CRÓNICA 369 OS TRÊS CÍRCULOS – REVISITANDO MACAU E UM AUTOR AÇORIANO ESQUECIDO LEAL DE CARVALHO

A vida em Macau era à época em que lá vivi (1976-82), um cadinho de povos e culturas, exemplo de miscigenação e liberdade num Oriente exótico, sedutor, mas problemático. Resumia-se a três círculos excêntricos que se tocavam no infinito. Desses, o médio interior era constituído pelos macaenses, força sem identidade nacional (arreigados à herança cultural lusófona falando e lendo fluentemente a língua de Camões, os mais cosmopolitas falavam chinês e inglês, e outro segmento nas bordas linguísticas do cantonense).
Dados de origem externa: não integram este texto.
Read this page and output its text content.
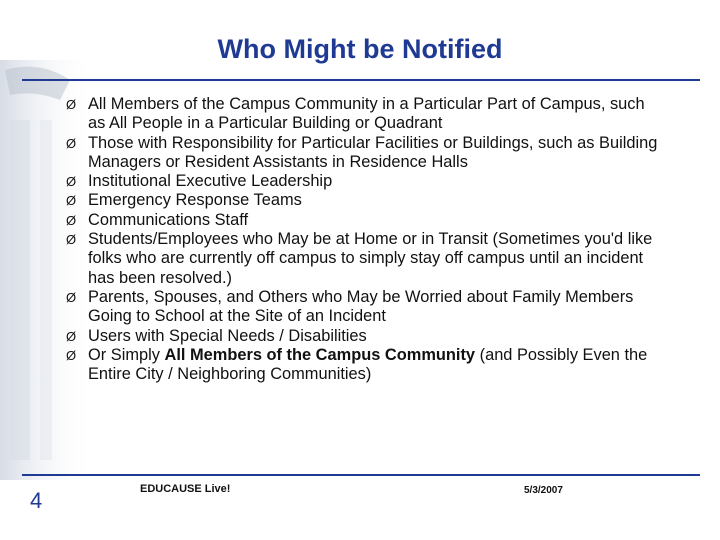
Who Might be Notified
Ø All Members of the Campus Community in a Particular Part of Campus, such as All People in a Particular Building or Quadrant
Ø Those with Responsibility for Particular Facilities or Buildings, such as Building Managers or Resident Assistants in Residence Halls
Ø Institutional Executive Leadership
Ø Emergency Response Teams
Ø Communications Staff
Ø Students/Employees who May be at Home or in Transit (Sometimes you'd like folks who are currently off campus to simply stay off campus until an incident has been resolved.)
Ø Parents, Spouses, and Others who May be Worried about Family Members Going to School at the Site of an Incident
Ø Users with Special Needs / Disabilities
Ø Or Simply All Members of the Campus Community (and Possibly Even the Entire City / Neighboring Communities)
4	EDUCAUSE Live!	5/3/2007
Leal de Carvalho escreve

«a cidade que no passado recente abrigou russos brancos, chineses, indonésios, vietnamitas, filipinos e portugueses perseguidos pelos credores ou por mulheres ciumentas, e alguns, poucos, pelas ideias políticas. Um porto de abrigo para gente de mundos vários que aqui vieram por desvairadas razões: espírito de aventura e ambição pelo lucro fácil, refúgio às convulsões político-sociais da região e à loucura da guerra que lançara o mundo em fogo, evasão a problemas sociais ou familiares ou inútil fuga aos demónios próprios de cada um» (in Leal de Carvalho, Requiem para Irina Ostrakoff p. 5). A construção desta identidade fora «instalada, na educação das classes superiores da sociedade macaense, como processo de autonomização à imensa mole demográfica circundante que, pela força dos números, os ameaçava submergir» (in Leal de Carvalho, Ao Serviço de Sua Majestade, p. 377).
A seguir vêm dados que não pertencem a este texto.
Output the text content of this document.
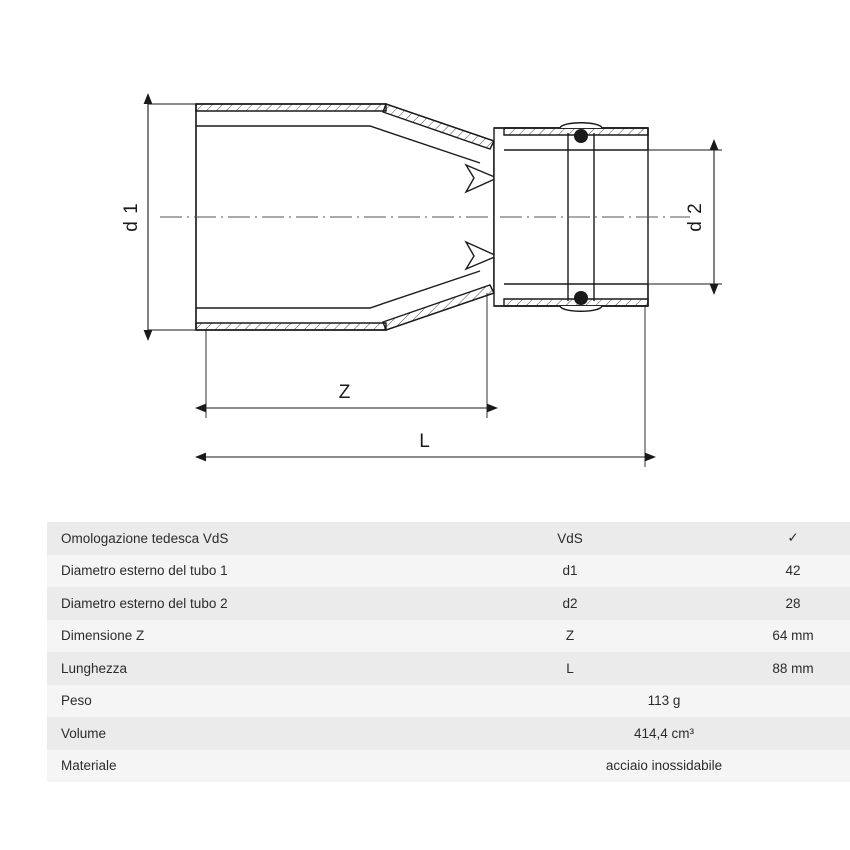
d 1	d 2
Z
L
Omologazione tedesca VdS	VdS	✓
Diametro esterno del tubo 1	d1	42
Diametro esterno del tubo 2	d2	28
Dimensione Z	Z	64 mm
Lunghezza	L	88 mm
Peso	113 g	
Volume	414,4 cm³	
Materiale	acciaio inossidabile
O autor fala ainda do convívio interracial que tinha reflexos na moral e nos valores da comunidade:

 «A moral social local, da comunidade macaense e mais da chinesa, consentia a liberal sofisticação de costumes, manifestação viva da interpenetração dos valores culturais da região… fruto da emigração de lindas mulheres, que confundiam os olhares dos latinos, sobretudo as de Xangai. Alguns dos costumes orientais eram bem sedutores para os machos lusos, que lamentavam o facto de as «sucessivas Administrações Portuguesas não terem sabido aproveitar a lição de quatrocentos anos de contacto com a milenária cultura chinesa, mais antiga, sábia, realista, que admitia, na harmoniosa estrutura familiar e sob o austero Império da Primeira Esposa, um número indeterminado de concubinas e até “bichas,” solução cómoda e prática», diz o autor com não disfarçada ironia.» (in Leal de Carvalho in Os construtores do Império, p. 137)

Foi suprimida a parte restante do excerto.